Have you heard the popular retort from the 1940s, “Don’t you know there’s a war going on?”
During the Second World War, naval commandants wrote diary entries about major events in their commands. The subordinate officers submitted reports to their commandants who typed up “war diaries” for the Vice-Chief of Naval Operations. The War Diaries were official U.S. Navy records, to be examined post-war as a source for histories of the various Navy commands.
But whose decided what was important enough to write down?
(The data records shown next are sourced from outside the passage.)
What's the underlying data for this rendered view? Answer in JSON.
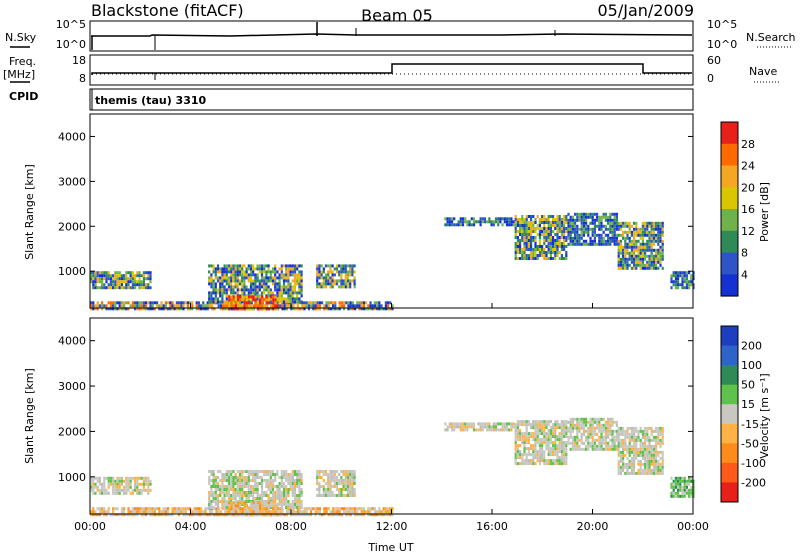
{
  "header": {
    "station": "Blackstone (fitACF)",
    "beam": "Beam 05",
    "date": "05/Jan/2009"
  },
  "top_panels": {
    "nsky_label": "N.Sky",
    "nsky_ticks": [
      "10^5",
      "10^0"
    ],
    "nsearch_label": "N.Search",
    "nsearch_ticks": [
      "10^5",
      "10^0"
    ],
    "freq_label": "Freq.",
    "freq_unit": "[MHz]",
    "freq_ticks": [
      "18",
      "8"
    ],
    "nave_label": "Nave",
    "nave_ticks": [
      "60",
      "0"
    ],
    "cpid_label": "CPID",
    "cpid_text": "themis (tau) 3310"
  },
  "chart_data": [
    {
      "type": "heatmap",
      "title": "",
      "xlabel": "",
      "ylabel": "Slant Range [km]",
      "xlim": [
        0,
        24
      ],
      "ylim": [
        180,
        4500
      ],
      "yticks": [
        "1000",
        "2000",
        "3000",
        "4000"
      ],
      "xticks": [],
      "colorbar": {
        "label": "Power [dB]",
        "ticks": [
          "4",
          "8",
          "12",
          "16",
          "20",
          "24",
          "28"
        ],
        "colors": [
          "#1432d2",
          "#2d55c8",
          "#2e8b57",
          "#6fb24a",
          "#d9c600",
          "#f5a623",
          "#ff6a00",
          "#e8201a"
        ]
      },
      "regions": [
        {
          "t": [
            0.0,
            2.4
          ],
          "r": [
            650,
            1000
          ],
          "level": "mid"
        },
        {
          "t": [
            0.0,
            12.0
          ],
          "r": [
            190,
            330
          ],
          "level": "high"
        },
        {
          "t": [
            4.7,
            8.4
          ],
          "r": [
            330,
            1150
          ],
          "level": "mid"
        },
        {
          "t": [
            5.5,
            7.5
          ],
          "r": [
            190,
            460
          ],
          "level": "max"
        },
        {
          "t": [
            9.0,
            10.5
          ],
          "r": [
            620,
            1150
          ],
          "level": "mid"
        },
        {
          "t": [
            14.1,
            16.9
          ],
          "r": [
            2050,
            2200
          ],
          "level": "low"
        },
        {
          "t": [
            16.9,
            19.0
          ],
          "r": [
            1300,
            2250
          ],
          "level": "mid"
        },
        {
          "t": [
            19.0,
            21.0
          ],
          "r": [
            1600,
            2300
          ],
          "level": "low"
        },
        {
          "t": [
            21.0,
            22.8
          ],
          "r": [
            1050,
            2100
          ],
          "level": "mid"
        },
        {
          "t": [
            23.1,
            24.0
          ],
          "r": [
            600,
            1000
          ],
          "level": "low"
        }
      ]
    },
    {
      "type": "heatmap",
      "title": "",
      "xlabel": "Time UT",
      "ylabel": "Slant Range [km]",
      "xlim": [
        0,
        24
      ],
      "ylim": [
        180,
        4500
      ],
      "yticks": [
        "1000",
        "2000",
        "3000",
        "4000"
      ],
      "xticks": [
        "00:00",
        "04:00",
        "08:00",
        "12:00",
        "16:00",
        "20:00",
        "00:00"
      ],
      "colorbar": {
        "label": "Velocity [m s⁻¹]",
        "ticks": [
          "200",
          "100",
          "50",
          "15",
          "-15",
          "-50",
          "-100",
          "-200"
        ],
        "colors": [
          "#1d3fbf",
          "#2e63c9",
          "#2e8b57",
          "#5fc24a",
          "#c8c8c0",
          "#ffb347",
          "#ff8c1a",
          "#ff5a1a",
          "#e8201a"
        ]
      },
      "regions": [
        {
          "t": [
            0.0,
            2.4
          ],
          "r": [
            650,
            1000
          ],
          "level": "gray"
        },
        {
          "t": [
            0.0,
            12.0
          ],
          "r": [
            190,
            330
          ],
          "level": "orange"
        },
        {
          "t": [
            4.7,
            8.4
          ],
          "r": [
            330,
            1150
          ],
          "level": "gray"
        },
        {
          "t": [
            5.5,
            7.5
          ],
          "r": [
            190,
            460
          ],
          "level": "orange"
        },
        {
          "t": [
            9.0,
            10.5
          ],
          "r": [
            620,
            1150
          ],
          "level": "gray"
        },
        {
          "t": [
            14.1,
            16.9
          ],
          "r": [
            2050,
            2200
          ],
          "level": "gray"
        },
        {
          "t": [
            16.9,
            19.0
          ],
          "r": [
            1300,
            2250
          ],
          "level": "gray"
        },
        {
          "t": [
            19.0,
            21.0
          ],
          "r": [
            1600,
            2300
          ],
          "level": "gray"
        },
        {
          "t": [
            21.0,
            22.8
          ],
          "r": [
            1050,
            2100
          ],
          "level": "gray"
        },
        {
          "t": [
            23.1,
            24.0
          ],
          "r": [
            600,
            1000
          ],
          "level": "green"
        }
      ]
    }
  ]
}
The answer, of course, was everybody. And everybody had a different view of the same experience. So the entries in War Diaries varied from one commanding officer to the next, and from one command to the next. A hand-written desk diary kept by the Commandants of the U.S. Naval Training Station at Great Lakes shows how different people viewed the exact same place and experience in vastly different ways.
According to one diary writer, “… nothing of historical importance has occurred at the Naval Training Center during June 1944.”
Ditto that judgment for July 1944.
We can only guess that the commandant was too busy during summer 1944. Don’t you know there’s a war going on?
But another writer in the same diary had a vastly differing view just fourteen months earlier, in April 1943. In fact, so much was happening that he had to record the times within each day:
These entries contain subtle hints about historical changes happening in the Navy and in American society.
If you were at this naval training station in April 1943, would you attend the “National Barn Dance” performance, the “Musical Happy Hour” concert by Griff Williams and his band, or the Brazilian soprano singer’s concert?
Or would you have been a new recruit in the WAVES (Women Accepted for Volunteer Emergency Service)?
Maybe you have been aboard the submarine USS Pompon (SS-267) as it mysteriously surfaced along the Lake Michigan shoreline. Where did a submarine on Lake Michigan come from, and where was it headed?
Where one observer left us copious information about the sounds and sights of the place, ranging from popular music to diplomatic visits by Allied nations, another saw almost nothing noteworthy. Don’t you know there’s a war going on?